The method of any of the claims 23-26, wherein the disease or condition is an environmentally induced cancer induced by asbestos or hematologic malignancies, wherein said cancer is selected from multiple myeloma, B-cell lymphoma, Hodgkin lymphoma, primary mediastinal B-cell lymphoma, non-Hodgkin's lymphoma, acute myeloid lymphoma, chronic myelogenous leukemia, chronic lymphoid leukemia (CLL) , follicular lymphoma, diffuse large B-cell lymphoma (DLBCL) , Burkitt's lymphoma, immunoblastic large cell lymphoma, precursor B-lymphoblastic lymphoma, mantle cell lymphoma, acute lymphoblastic leukemia (ALL) , mycosis fungoides, anaplastic large cell lymphoma, T-cell lymphoma, and precursor T-lymphoblastic lymphoma, and any combinations of said cancers.

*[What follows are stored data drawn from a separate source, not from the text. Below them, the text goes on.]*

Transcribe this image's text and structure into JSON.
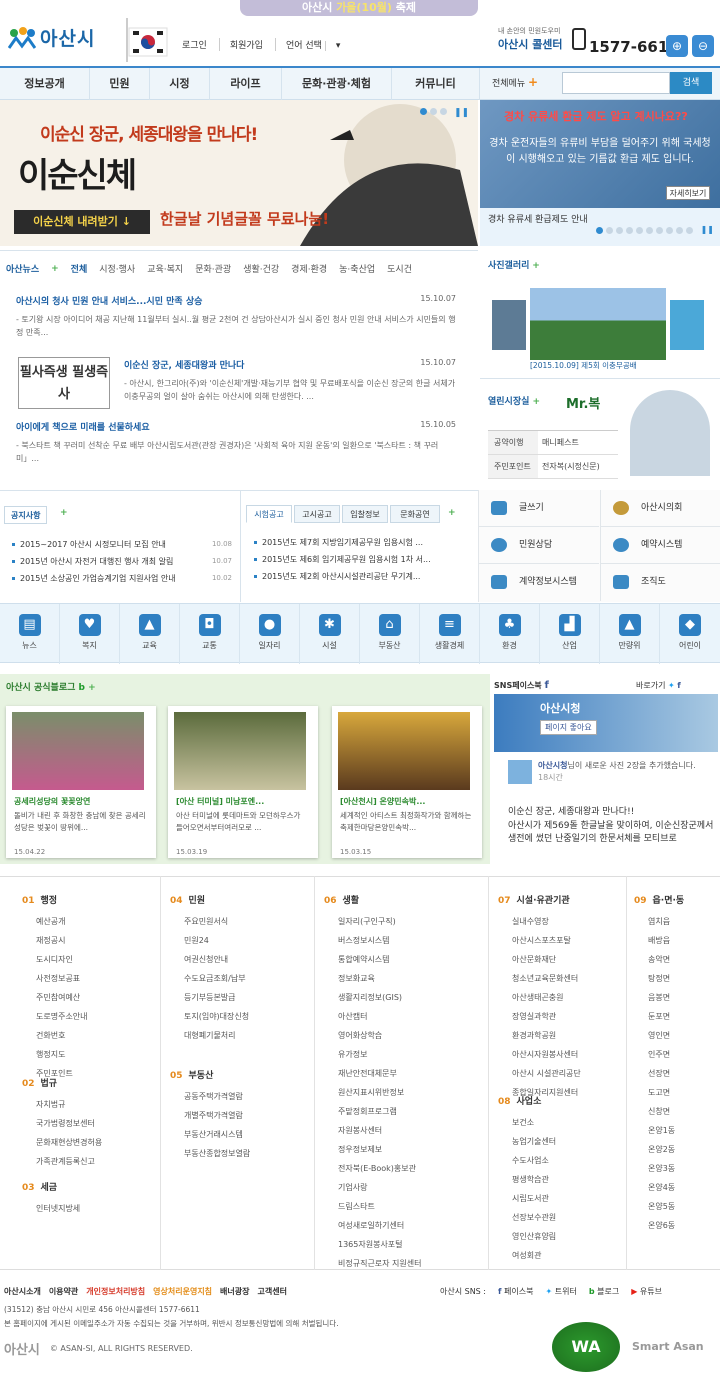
{
  "top_banner": {
    "prefix": "아산시 ",
    "accent": "가을(10월)",
    "suffix": " 축제"
  },
  "logo": {
    "text": "아산시"
  },
  "util": [
    "로그인",
    "회원가입",
    "언어 선택"
  ],
  "call": {
    "small": "내 손안의 민원도우미",
    "label": "아산시 콜센터",
    "number": "1577-6611"
  },
  "nav": [
    "정보공개",
    "민원",
    "시정",
    "라이프",
    "문화·관광·체험",
    "커뮤니티"
  ],
  "all_menu": "전체메뉴",
  "search": {
    "button": "검색"
  },
  "hero": {
    "line1": "이순신 장군, 세종대왕을 만나다!",
    "line2": "이순신체",
    "line3": "한글날 기념글꼴 무료나눔!",
    "download": "이순신체 내려받기 ↓"
  },
  "side_banner": {
    "head": "경차 유류세 환급 제도 알고 계시나요??",
    "body": "경차 운전자들의 유류비 부담을 덜어주기 위해 국세청이 시행해오고 있는 기름값 환급 제도 입니다.",
    "more": "자세히보기",
    "caption": "경차 유류세 환급제도 안내"
  },
  "news_tabs": {
    "title": "아산뉴스",
    "items": [
      "전체",
      "시정·행사",
      "교육·복지",
      "문화·관광",
      "생활·건강",
      "경제·환경",
      "농·축산업",
      "도시건"
    ]
  },
  "news": [
    {
      "title": "아산시의 청사 민원 안내 서비스...시민 만족 상승",
      "date": "15.10.07",
      "desc": "- 토기왕 시장 아이디어 채공 지난해 11월부터 실시..월 평균 2천여 건 상담아산시가 실시 중인 청사 민원 안내 서비스가 시민들의 행정 만족..."
    },
    {
      "title": "이순신 장군, 세종대왕과 만나다",
      "date": "15.10.07",
      "desc": "- 아산시, 한그리아(주)와 '이순신체'개발·재능기부 협약 및 무료배포식을 이순신 장군의 한글 서체가 이충무공의 얼이 살아 숨쉬는 아산시에 의해 탄생한다. ..."
    },
    {
      "title": "아이에게 책으로 미래를 선물하세요",
      "date": "15.10.05",
      "desc": "- 북스타트 책 꾸러미 선착순 무료 배부 아산시립도서관(관장 권경자)은 '사회적 육아 지원 운동'의 일환으로 '북스타트 : 책 꾸러미」..."
    }
  ],
  "news_thumb": "필사즉생 필생즉사",
  "gallery": {
    "title": "사진갤러리",
    "caption": "[2015.10.09] 제5회 이충무공배"
  },
  "mayor": {
    "title": "열린시장실",
    "brand": "Mr.복",
    "rows": [
      [
        "공약이행",
        "매니페스트"
      ],
      [
        "주민포인트",
        "전자복(시정신문)"
      ]
    ]
  },
  "notice": {
    "title": "공지사항",
    "items": [
      [
        "2015~2017 아산시 시정모니터 모집 안내",
        "10.08"
      ],
      [
        "2015년 아산시 자전거 대행진 행사 개최 알림",
        "10.07"
      ],
      [
        "2015년 소상공인 가업승계기업 지원사업 안내",
        "10.02"
      ]
    ]
  },
  "recruit": {
    "tabs": [
      "시험공고",
      "고시공고",
      "입찰정보",
      "문화공연"
    ],
    "items": [
      "2015년도 제7회 지방임기제공무원 임용시험 ...",
      "2015년도 제6회 임기제공무원 임용시험 1차 서...",
      "2015년도 제2회 아산시시설관리공단 무기계..."
    ]
  },
  "quick": [
    "글쓰기",
    "아산시의회",
    "민원상담",
    "예약시스템",
    "계약정보시스템",
    "조직도"
  ],
  "icons": [
    "뉴스",
    "복지",
    "교육",
    "교통",
    "일자리",
    "시설",
    "부동산",
    "생활경제",
    "환경",
    "산업",
    "만량위",
    "어린이"
  ],
  "blog": {
    "title": "아산시 공식블로그",
    "cards": [
      {
        "title": "공세리성당의 꽃꽂앙연",
        "text": "돌비가 내린 후 화창한 충남에 찾은 공세리 성당은 벚꽃이 땅위에...",
        "date": "15.04.22"
      },
      {
        "title": "[아산 터미널] 미남포엔...",
        "text": "아산 터미널에 롯데마트와 모던하우스가 들어오면서부터여러모로 ...",
        "date": "15.03.19"
      },
      {
        "title": "[아산천시] 온양민속박...",
        "text": "세계적인 아티스트 최정화작가와 함께하는 축제한마당온양민속박...",
        "date": "15.03.15"
      }
    ]
  },
  "facebook": {
    "title": "SNS페이스북",
    "shortcut": "바로가기",
    "page": "아산시청",
    "like": "페이지 좋아요",
    "name": "아산시청",
    "post": "님이 새로운 사진 2장을 추가했습니다.",
    "time": "18시간",
    "headline": "이순신 장군, 세종대왕과 만나다!!",
    "text": "아산시가 제569돌 한글날을 맞이하여, 이순신장군께서 생전에 썼던 난중일기의 한문서체를 모티브로"
  },
  "sitemap": [
    {
      "no": "01",
      "head": "행정",
      "items": [
        "예산공개",
        "재정공시",
        "도시디자인",
        "사전정보공표",
        "주민참여예산",
        "도로명주소안내",
        "건화번호",
        "행정지도",
        "주민포인트"
      ]
    },
    {
      "no": "02",
      "head": "법규",
      "items": [
        "자치법규",
        "국가법령정보센터",
        "문화재현상변경허용",
        "가족관계등록신고"
      ]
    },
    {
      "no": "03",
      "head": "세금",
      "items": [
        "인터넷지방세"
      ]
    },
    {
      "no": "04",
      "head": "민원",
      "items": [
        "주요민원서식",
        "민원24",
        "여권신청안내",
        "수도요금조회/납부",
        "등기부등본발급",
        "토지(임야)대장신청",
        "대형폐기물처리"
      ]
    },
    {
      "no": "05",
      "head": "부동산",
      "items": [
        "공동주택가격열람",
        "개별주택가격열람",
        "부동산거래시스템",
        "부동산종합정보열람"
      ]
    },
    {
      "no": "06",
      "head": "생활",
      "items": [
        "일자리(구인구직)",
        "버스정보시스템",
        "통합예약시스템",
        "정보화교육",
        "생활지리정보(GIS)",
        "아산캠터",
        "영어화상학습",
        "유가정보",
        "재난안전대체문부",
        "원산지표시위반정보",
        "주맡정회프로그램",
        "자원봉사센터",
        "정우정보제보",
        "전자북(E-Book)홍보관",
        "기업사랑",
        "드림스타트",
        "여성새로일하기센터",
        "1365자원봉사포털",
        "비정규직근로자 지원센터"
      ]
    },
    {
      "no": "07",
      "head": "시설·유관기관",
      "items": [
        "실내수영장",
        "아산시스포츠포탈",
        "아산문화재단",
        "청소년교육문화센터",
        "아산생태곤충원",
        "장영실과학관",
        "환경과학공원",
        "아산시자원봉사센터",
        "아산시 시설관리공단",
        "종합일자리지원센터"
      ]
    },
    {
      "no": "08",
      "head": "사업소",
      "items": [
        "보건소",
        "농업기술센터",
        "수도사업소",
        "평생학습관",
        "시립도서관",
        "선장보수관원",
        "영인산휴양림",
        "여성회관"
      ]
    },
    {
      "no": "09",
      "head": "읍·면·동",
      "items": [
        "염치읍",
        "배방읍",
        "송악면",
        "탕정면",
        "음봉면",
        "둔포면",
        "영인면",
        "인주면",
        "선장면",
        "도고면",
        "신창면",
        "온양1동",
        "온양2동",
        "온양3동",
        "온양4동",
        "온양5동",
        "온양6동"
      ]
    }
  ],
  "footer": {
    "links": [
      "아산시소개",
      "이용약관",
      "개인정보처리방침",
      "영상처리운영지침",
      "배너광장",
      "고객센터"
    ],
    "sns_label": "아산시 SNS :",
    "sns": [
      "페이스북",
      "트위터",
      "블로그",
      "유튜브"
    ],
    "address": "(31512) 충남 아산시 시민로 456          아산시콜센터 1577-6611",
    "notice": "본 홈페이지에 게시된 이메일주소가 자동 수집되는 것을 거부하며, 위반시 정보통신망법에 의해 처벌됩니다.",
    "logo": "아산시",
    "copyright": "© ASAN-SI, ALL RIGHTS RESERVED.",
    "wa": "WA",
    "smart": "Smart Asan"
  }
}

The method of any of the claims 23-27, wherein the subject is human.
The method of any of the claims 23-28, wherein the administration is via oral, nasal, intravenous, subcutaneous, sublingual, or intramuscular administration.
A method of modulating CTLA-4 activity in a CTLA-4-expressing cell, comprising exposing the CTLA-4-expressing cell to the antibody polypeptide of any of claims 1-16.
A method of detecting presence or amount of CTLA-4 in a sample, comprising contacting the sample with the antibody polypeptide of any of claims 1-16, and determining the presence or the amount of CTLA-4 in the sample.
A method of diagnosing a CTLA-4 related disease or condition in a subject, comprising: a) contacting a sample obtained from the subject with the antibody polypeptide of any of claims 1-16; b) determining presence or amount of CTLA-4 in the sample; and c) correlating the presence or the amount of CTLA-4 to existence or status of the CTLA-4 related disease or condition in the subject.
Use of the antibody polypeptide of any of claims 1-16 in the manufacture of a medicament for treating a CTLA-4 related disease or condition in a subject.
Use of the antibody polypeptide of any of claims 1-16 in the manufacture of a diagnostic reagent for diagnosing a CTLA-4 related disease or condition.
A kit comprising the antibody polypeptide of any of claims 1-16, useful in detecting CTLA-4.